Con esos valores, la relación de reposición, se ubica en niveles bastante por encima de la unidad. Hoy, según la pizarra, un kilo de ternero vale 38% más que un kilo del mejor novillo gordo. También puede decirse que con un kilo de novillo gordo se compran 725 grs. de ternero. Todo eso, sin tomar en cuenta los gastos, que sin duda son considerables, tanto en la compra como en la venta; como una referencia, hay que sumar entre un 8 y un 12 % (comisión, gastos y fletes) en la compra, y un 6 % en la venta (impuestos y comisiones, sin flete).

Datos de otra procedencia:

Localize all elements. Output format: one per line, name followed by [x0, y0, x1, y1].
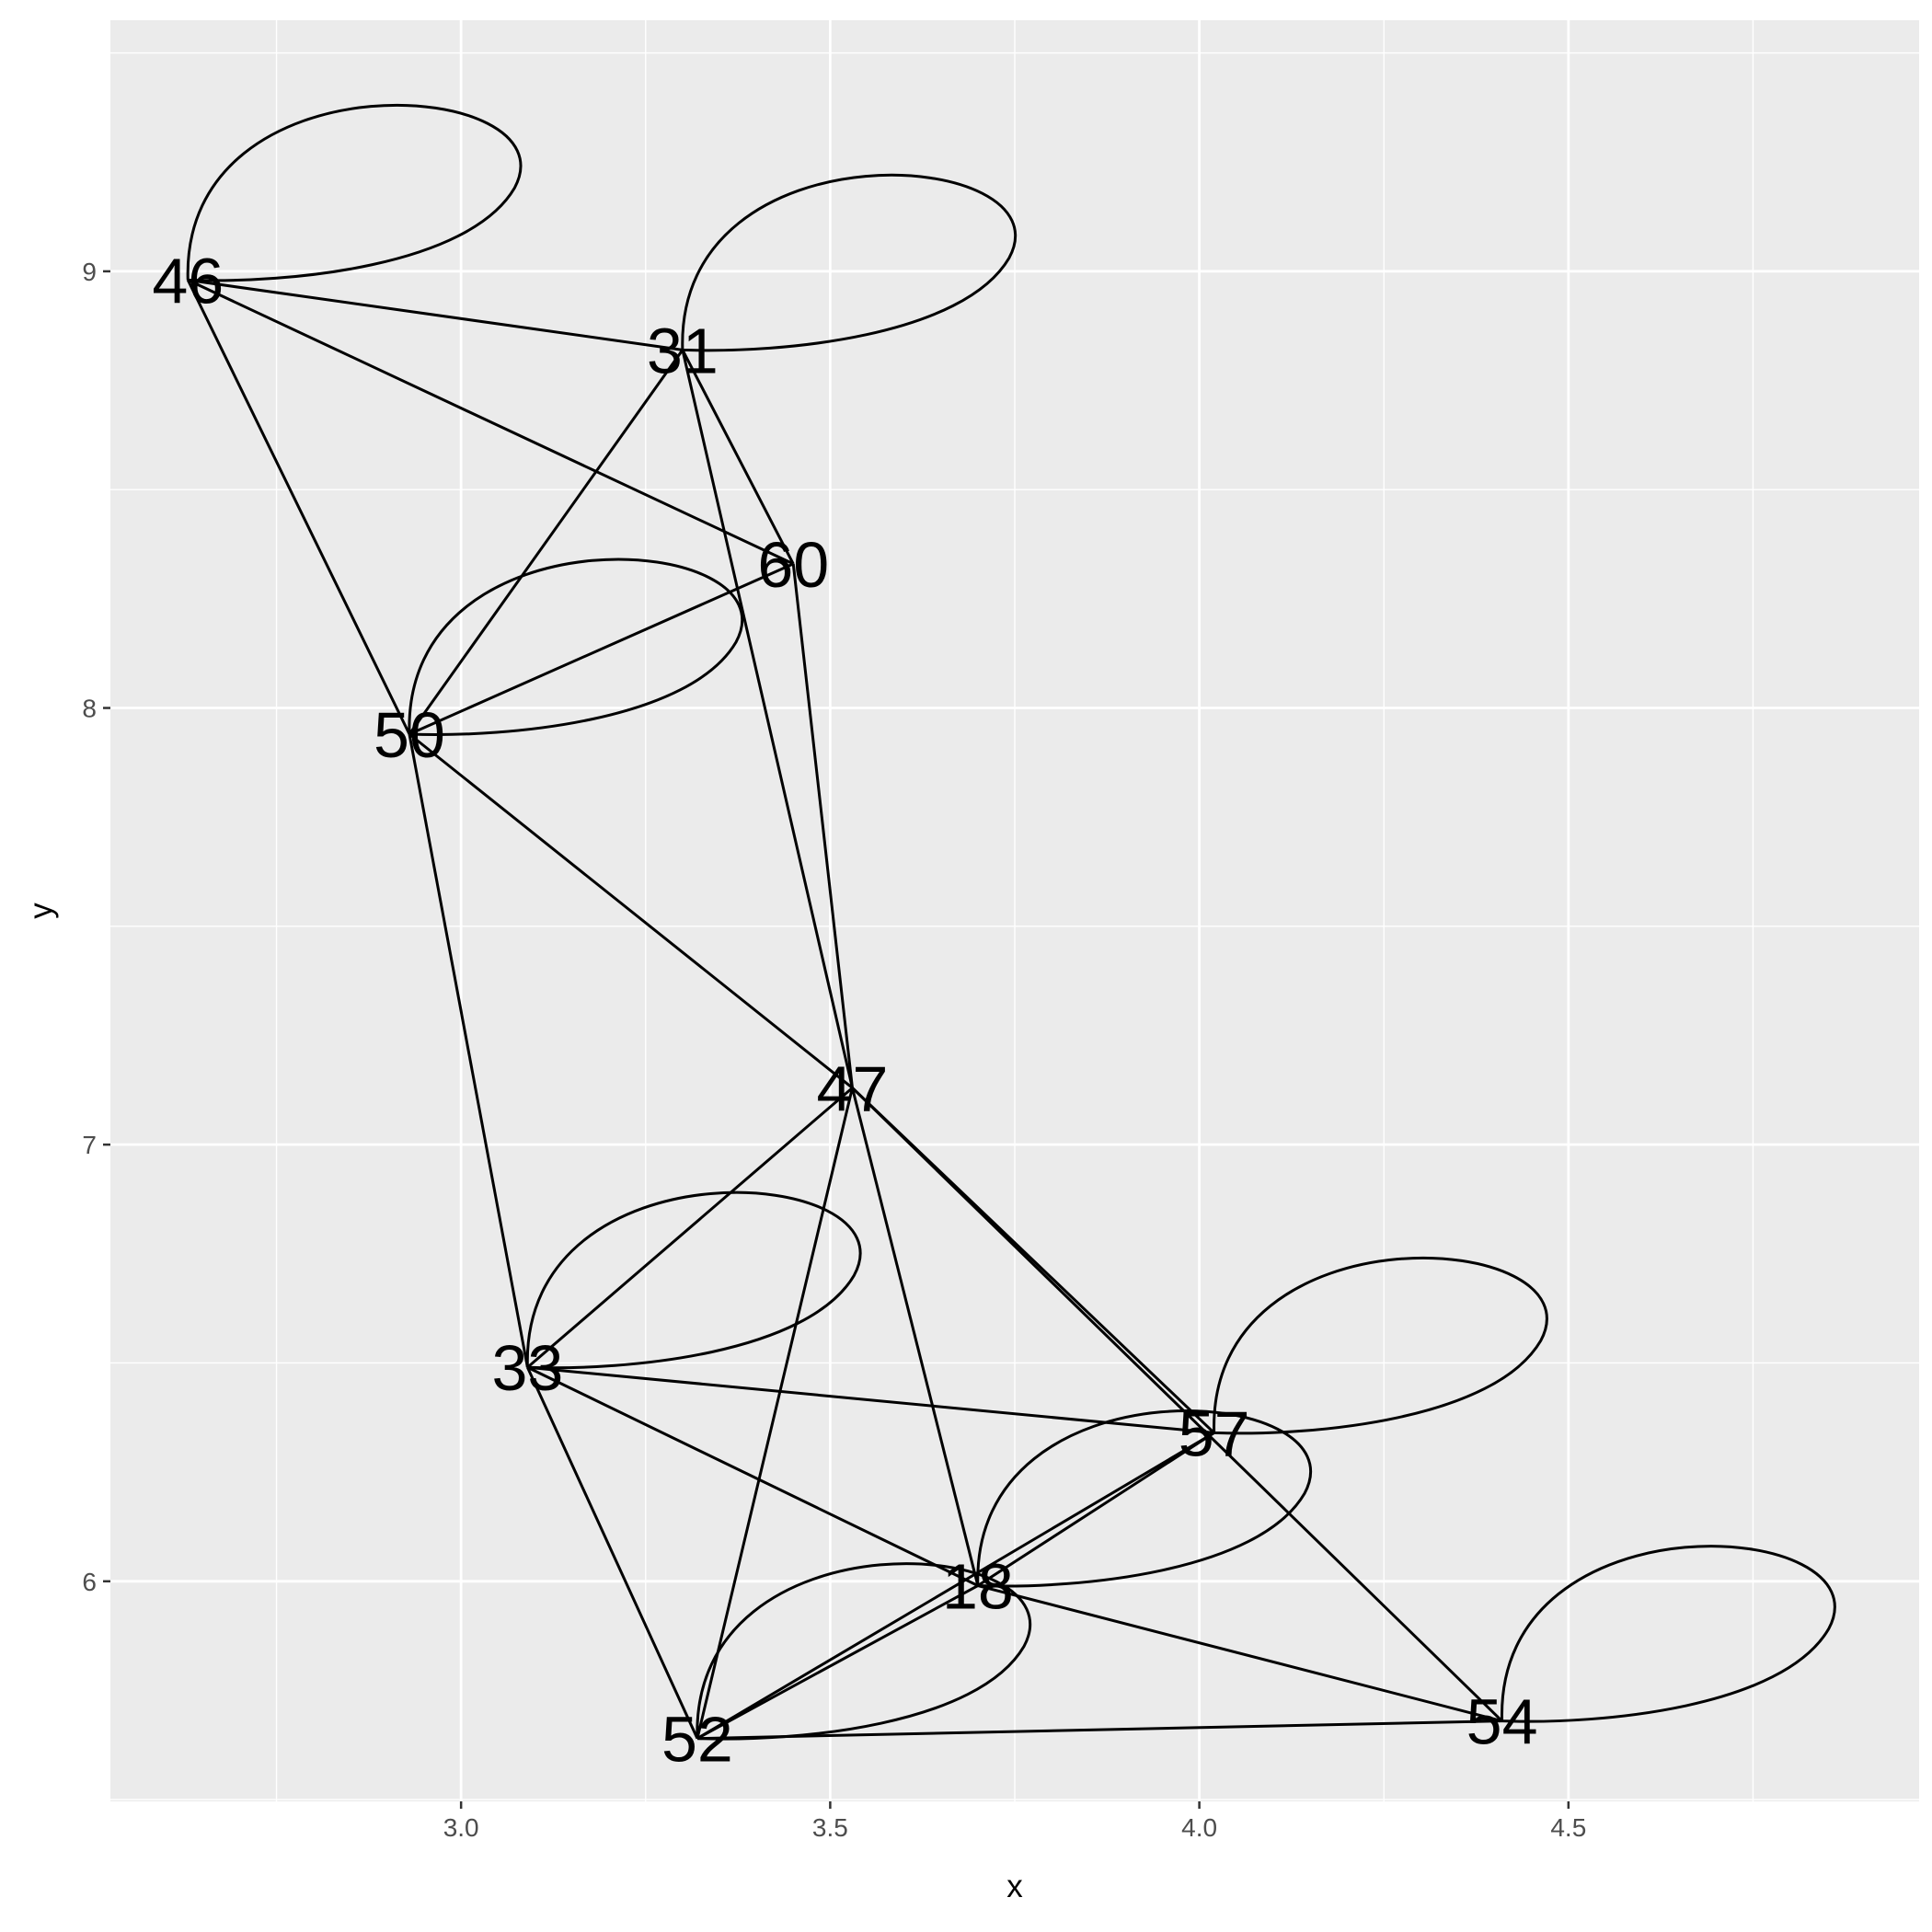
edge-47-18 [851, 1087, 980, 1586]
self-loop-50 [408, 558, 744, 736]
node-label-33: 33 [491, 1332, 563, 1404]
node-label-46: 46 [152, 245, 224, 316]
y-tick-label: 9 [82, 258, 97, 286]
edge-33-57 [527, 1365, 1214, 1434]
self-loop-31 [681, 173, 1018, 352]
edge-52-54 [696, 1719, 1502, 1741]
node-label-50: 50 [374, 699, 445, 771]
edge-31-60 [681, 349, 795, 565]
minor-gridlines [110, 20, 1919, 1801]
x-tick-label: 3.5 [812, 1813, 848, 1842]
node-label-57: 57 [1179, 1397, 1250, 1469]
edge-31-47 [681, 350, 854, 1088]
node-labels: 46 31 60 50 47 33 57 18 52 54 [152, 245, 1537, 1775]
edge-46-60 [187, 279, 794, 566]
edge-47-33 [526, 1087, 854, 1369]
edge-50-33 [408, 733, 529, 1368]
edge-46-50 [186, 279, 411, 735]
y-tick-label: 6 [82, 1568, 97, 1596]
y-axis-title: y [23, 903, 59, 919]
self-loop-54 [1501, 1545, 1836, 1723]
node-label-31: 31 [647, 315, 719, 386]
self-loop-18 [976, 1409, 1313, 1588]
self-loop-52 [696, 1562, 1032, 1741]
self-loops [186, 103, 1836, 1741]
self-loop-57 [1213, 1256, 1548, 1435]
edge-50-47 [408, 732, 854, 1089]
node-label-52: 52 [661, 1704, 733, 1776]
edge-57-52 [696, 1432, 1215, 1740]
y-axis: 6 7 8 9 [82, 258, 110, 1596]
x-axis-title: x [1006, 1869, 1023, 1904]
node-label-18: 18 [942, 1551, 1014, 1623]
x-tick-label: 3.0 [443, 1813, 479, 1842]
y-tick-label: 7 [82, 1131, 97, 1159]
self-loop-46 [186, 103, 523, 282]
x-axis: 3.0 3.5 4.0 4.5 [443, 1801, 1586, 1842]
x-tick-label: 4.5 [1550, 1813, 1586, 1842]
edge-47-52 [696, 1087, 854, 1740]
node-label-60: 60 [757, 529, 829, 601]
edge-33-18 [526, 1365, 979, 1587]
edge-18-54 [977, 1584, 1502, 1723]
edge-31-50 [408, 349, 684, 735]
edge-46-31 [188, 278, 684, 351]
y-tick-label: 8 [82, 695, 97, 723]
x-tick-label: 4.0 [1181, 1813, 1217, 1842]
node-label-47: 47 [817, 1052, 889, 1124]
self-loop-33 [525, 1190, 862, 1370]
edge-57-18 [977, 1432, 1215, 1587]
edge-60-47 [791, 563, 854, 1088]
edge-60-50 [408, 562, 794, 736]
edges [186, 278, 1503, 1741]
edge-33-52 [526, 1366, 699, 1740]
node-label-54: 54 [1466, 1686, 1538, 1758]
major-gridlines [110, 20, 1919, 1801]
edge-18-52 [696, 1584, 979, 1740]
edge-47-54 [851, 1087, 1503, 1722]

El kilo de ternero comprado se iría a 87 cts. (promedio), y el kilo de novillo vendido en frigorífico quedaría en 54,5 cts. Agregando esos costos, la relación de precios entre el gordo y la reposición con terneros, queda en 1,6: un kilo de ternero vale 60 % más que el de novillo. Sin llegar a esos extremos, la cuenta es similar para todas las descripciones. Por supuesto que si el negocio de compra o de venta se hace en forma directa, sin participación de intermediarios, y si no hay transporte del ganado, los costos serán menores, pero la inmensa mayoría de las compras de reposición se hacen en ferias, y el grueso de los embarques se hacen a través de comisionistas.
TRANSITORIO. Esta situación bastante insólita, parece insostenible en esos valores: o aumenta el gordo, o baja la reposición, podría pensarse. Y el funcionamiento del mercado de embarque confirma esta impresión: la caída en picada de la faena, revela —además de las dificultades de colocación de la industria—, la reticencia de los ganaderos a vender a estos precios, mientras exista esa relación de precios con la reposición.
En realidad, se trata de un episodio de la coyuntura, motivado por las dificultades circunstanciales en las exportaciones a Canadá (que algunos voceros de los ganaderos ponen en duda), el retiro estacional de las cuadrillas Kosher, y la falta de mercados alternativos de valor para nuestras carnes. Al mismo tiempo, una serie de factores contribuyen a sostener el precio de los ganados para el campo. Como reseñamos: la abundancia forrajera (que permite sostener, mejorando su estado, a los ganados en el campo); las perspectivas de mejora en los precios de la carne por la próxima reapertura del mercado estadounidense; y la participación en las compras de inversionistas externos al sector, sea mediante capitalizaciones, o pastoreos, u otras formas de ingreso. El futuro se ve mejor que el presente.
Dos y medio contra uno
Un novillo de 30 meses de edad, que se esté vendiendo ahora, bien terminado pesa, digamos, 500 kilos (el promedio general es de 505 kilos). Vendido a 58 cts. el kilo en pie (o U$S 1,08 en 2da. balanza, con 54% de rendimiento), vale U$S 290 bruto, que dejan unos U$S 273 líquidos. Mientras tanto, el ternero de 120 kilos en pie (con destare) vale, según esta cotización, algo menos de U$S 100, que terminan siendo, en el ejemplo, U$S 105 por cabeza.
Aún con estos precios, en el peor momento para los invernadores, un novillo gordo compra 2,6 terneros. Hace apenas un mes, la relación era de 3 a 1.
En la hora
Ya habían zonas secas. Vastas zonas del sur y centro—sur del país; justamente zonas lecheras y ganaderas intensivas, en las que la utilización de praderas y verdeos es moneda corriente, estaban clamando por agua, que les venía faltando en este momento crucial: al borde de las heladas. Se llegaron a perder algunas siembras tempranas —que deberán resembrarse—, pero el daño pudo ser mucho peor. De haber continuado sin llover, el panorama, que sigue siendo auspicioso, pudo haber cambiado radicalmente.